The back-office system had no such ADR. It handled the same currency types, the same prices and quantities — but without documented constraints, the LLM defaulted to doubles. The path of least resistance for any model trained on a million codebases where monetary precision wasn’t a concern. The code compiled. The calculations looked right to four decimal places. Had it reached production, a month of reconciliation across thousands of trades would have surfaced discrepancies that didn’t match the trading engine’s exact figures — the kind of bug that’s difficult to catch in testing and expensive in production.

The fix was an ADR for the back office: BigDecimal or the trading engine’s scaled domain types only — doubles rejected because precision loss compounds over volume and the back office must reconcile exactly with the core system’s fixed-point output. Same company, same currency types, different architectural constraints — and the ADR was the only place those constraints were captured.

A C4 container diagram had the same effect at a different scale in a different project. Once the LLM could ‘see’ the service boundaries — which services owned which data, where the message broker sat, what talked to what — it stopped proposing changes that crossed boundaries. It understood the topology before it touched the code.

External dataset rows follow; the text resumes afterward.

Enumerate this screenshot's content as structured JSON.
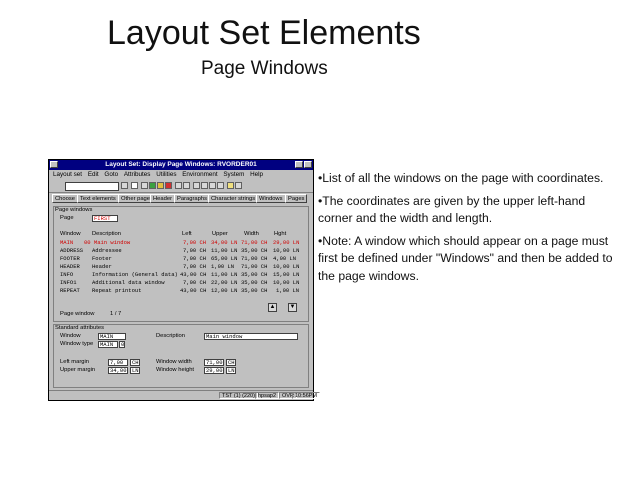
{
  "slide": {
    "title": "Layout Set Elements",
    "subtitle": "Page Windows",
    "bullets": [
      "•List of all the windows on the page with coordinates.",
      "•The coordinates are given by the upper left-hand corner and the width and length.",
      "•Note: A window which should appear on a page must first be defined under \"Windows\" and then be added to the page windows."
    ]
  },
  "sap": {
    "title": "Layout Set: Display Page Windows: RVORDER01",
    "menu": [
      "Layout set",
      "Edit",
      "Goto",
      "Attributes",
      "Utilities",
      "Environment",
      "System",
      "Help"
    ],
    "app_buttons": [
      "Choose",
      "Text elements",
      "Other page",
      "Header",
      "Paragraphs",
      "Character strings",
      "Windows",
      "Pages"
    ],
    "page_windows_label": "Page windows",
    "page_label": "Page",
    "page_value": "FIRST",
    "columns": [
      "Window",
      "Description",
      "Left",
      "Upper",
      "Width",
      "Hght"
    ],
    "rows": [
      {
        "window": "MAIN",
        "description": "00 Main window",
        "left": "7,00 CH",
        "upper": "34,00 LN",
        "width": "71,00 CH",
        "hght": "29,00 LN",
        "highlight": true
      },
      {
        "window": "ADDRESS",
        "description": "Addressee",
        "left": "7,00 CH",
        "upper": "11,00 LN",
        "width": "35,00 CH",
        "hght": "10,00 LN",
        "highlight": false
      },
      {
        "window": "FOOTER",
        "description": "Footer",
        "left": "7,00 CH",
        "upper": "65,00 LN",
        "width": "71,00 CH",
        "hght": "4,00 LN",
        "highlight": false
      },
      {
        "window": "HEADER",
        "description": "Header",
        "left": "7,00 CH",
        "upper": "1,00 LN",
        "width": "71,00 CH",
        "hght": "10,00 LN",
        "highlight": false
      },
      {
        "window": "INFO",
        "description": "Information (General data)",
        "left": "43,00 CH",
        "upper": "11,00 LN",
        "width": "35,00 CH",
        "hght": "15,00 LN",
        "highlight": false
      },
      {
        "window": "INFO1",
        "description": "Additional data window",
        "left": "7,00 CH",
        "upper": "22,00 LN",
        "width": "35,00 CH",
        "hght": "10,00 LN",
        "highlight": false
      },
      {
        "window": "REPEAT",
        "description": "Repeat printout",
        "left": "43,00 CH",
        "upper": "12,00 LN",
        "width": "35,00 CH",
        "hght": "1,00 LN",
        "highlight": false
      }
    ],
    "page_window_label": "Page window",
    "page_window_count": "1  /  7",
    "std_attr_label": "Standard attributes",
    "window_label": "Window",
    "window_value": "MAIN",
    "description_label": "Description",
    "description_value": "Main window",
    "window_type_label": "Window type",
    "window_type_value": "MAIN",
    "window_type_suffix": "0",
    "left_margin_label": "Left margin",
    "left_margin_value": "7,00",
    "left_margin_unit": "CH",
    "upper_margin_label": "Upper margin",
    "upper_margin_value": "34,00",
    "upper_margin_unit": "LN",
    "window_width_label": "Window width",
    "window_width_value": "71,00",
    "window_width_unit": "CH",
    "window_height_label": "Window height",
    "window_height_value": "29,00",
    "window_height_unit": "LN",
    "status": [
      "TST (1) (220)",
      "hpsap2",
      "OVR",
      "10:56PM"
    ]
  }
}
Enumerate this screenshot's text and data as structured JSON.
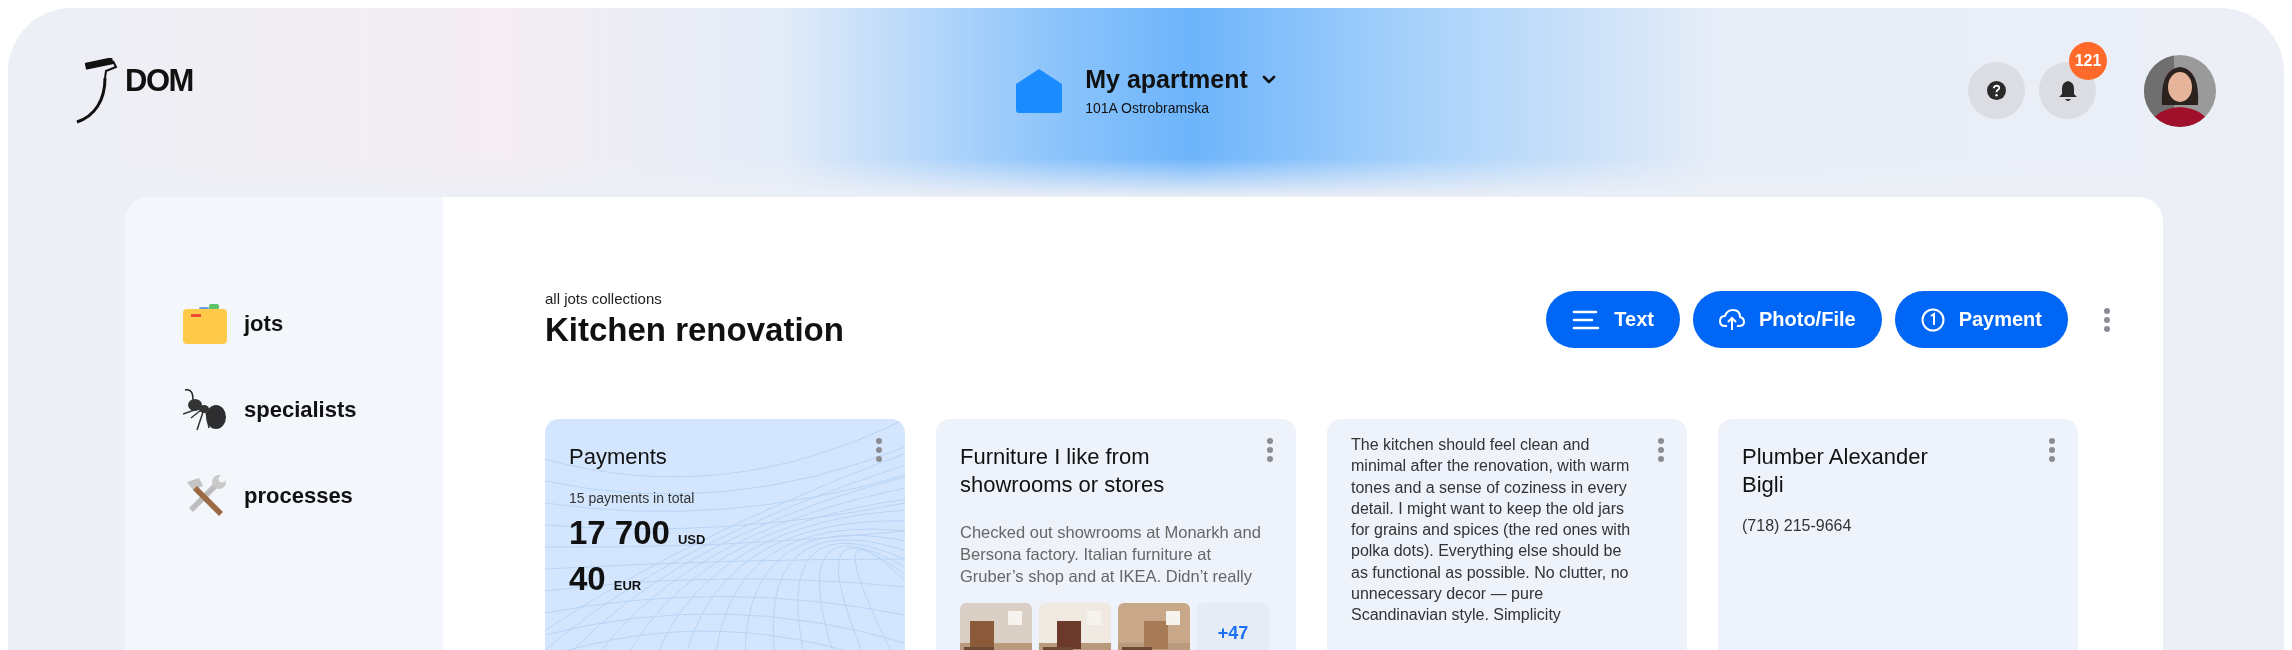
{
  "header": {
    "logo": "DOM",
    "location": {
      "title": "My apartment",
      "address": "101A Ostrobramska"
    },
    "notifications": {
      "count": "121"
    }
  },
  "sidebar": {
    "items": [
      {
        "label": "jots",
        "kind": "folder"
      },
      {
        "label": "specialists",
        "kind": "ant"
      },
      {
        "label": "processes",
        "kind": "tools"
      }
    ]
  },
  "collection": {
    "breadcrumb": "all jots collections",
    "title": "Kitchen renovation"
  },
  "actions": [
    {
      "label": "Text",
      "kind": "text"
    },
    {
      "label": "Photo/File",
      "kind": "upload"
    },
    {
      "label": "Payment",
      "kind": "payment"
    }
  ],
  "cards": [
    {
      "kind": "payments",
      "title": "Payments",
      "subtitle": "15 payments in total",
      "amounts": [
        {
          "value": "17 700",
          "currency": "USD"
        },
        {
          "value": "40",
          "currency": "EUR"
        }
      ]
    },
    {
      "kind": "note",
      "title": "Furniture I like from showrooms or stores",
      "text": "Checked out showrooms at Monarkh and Bersona factory. Italian furniture at Gruber’s shop and at IKEA. Didn’t really",
      "more": "+47"
    },
    {
      "kind": "text",
      "text": "The kitchen should feel clean and minimal after the renovation, with warm tones and a sense of coziness in every detail. I might want to keep the old jars for grains and spices (the red ones with polka dots). Everything else should be as functional as possible. No clutter, no unnecessary decor — pure Scandinavian style. Simplicity"
    },
    {
      "kind": "contact",
      "title": "Plumber Alexander Bigli",
      "phone": "(718) 215-9664"
    }
  ]
}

The practical minimum is smaller than most teams think — but slightly larger than “just write something.” Four elements per decision: what was decided, what alternatives were considered, why this option won, and whether it’s still current. A C4 Level 2 diagram per bounded context — one for the whole system only works if the system is small. A project-level instructions file that captures conventions and constraints. All committed to the repo. All treated as code.

The investment compounds in a way that code doesn’t. Code depreciates — it’s refactored, rewritten, replaced. Every line has a half-life. Documentation of decisions appreciates — each record makes every subsequent AI interaction more accurate, every new developer’s onboarding faster, every regeneration cycle more reliable. The more decisions you’ve captured, the better the AI understands your system. The better it understands your system, the less time you spend correcting it.


Your code will be rewritten — probably by an AI, probably sooner than you expect. The decisions that shaped it are the only thing that survives the rewrite. If they’re written down, the next version will respect them. If they’re not, it will guess. And the guess will be wrong in exactly the ways that are most expensive to discover: silently, structurally, and months after the code shipped.